Indian Institute of Technology
Department of Electrical Engineering
- A-201 (STCS Seminar Room)
Remote sensing with a distributed array of stationary sensors or a mobile sensor has been of great interest. With the advent of Internet of Things (IOTs) for sensing applications in smart cities, the topic at large will become more interesting. This talk will introduce and propose solutions to a fundamental question: can a spatial field be estimated from samples taken at unknown sampling locations?
In this talk, we will discuss recent works where a spatially bandlimited field over a finite support is sampled at unknown locations, and the ensuing set of samples have to be used to estimate the spatially bandlimited field generating them. It is assumed that the unknown sampling locations are obtained by statistical realization of a random process. The statistics of sampling locations is then leveraged to estimate the bandlimited field in question. Two models of sampling locations will be explored: (i) a scattering scenario where sensors are deployed uniformly at random in an interval of interest; and (ii) a mobile sampling scenario where a location-unaware mobile sensor records spatial field values on a renewal process with unknown distribution. In this unknown sampling location setup, a _universal_ estimate for the field will be developed and its mean-squared error (distortion) will be analyzed as a function of the average number of field samples collected (i.e., oversampling). In both these sampling models, the effect of additive measurement-noise will also be examined.

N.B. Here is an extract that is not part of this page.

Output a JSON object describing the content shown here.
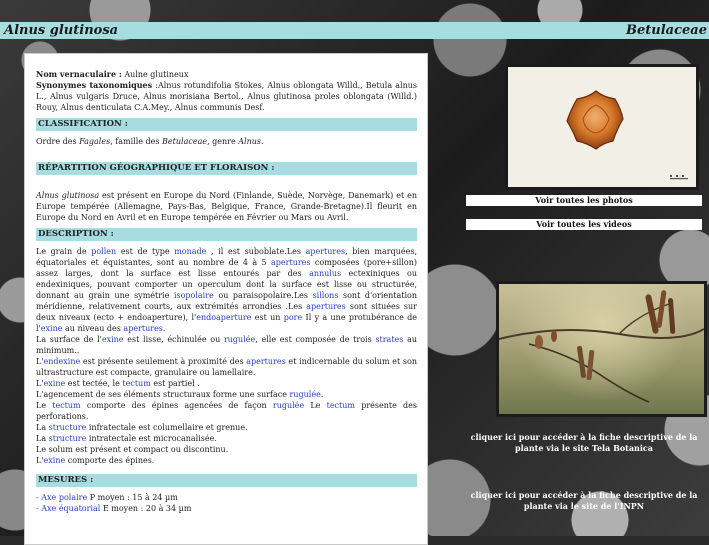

Bio: Animesh Kumar is an Associate Professor in the Department of Electrical Engineering at the Indian Institute of Technology Bombay. He obtained his Ph.D. degree in Electrical Engineering and Computer Sciences from the University of California, Berkeley. He is an Affiliate Member of the IEEE Signal Processing Society SPTM Technical Committee. His current research interests include sampling theory and quantization, statistical and distributed signal processing, and TV white space.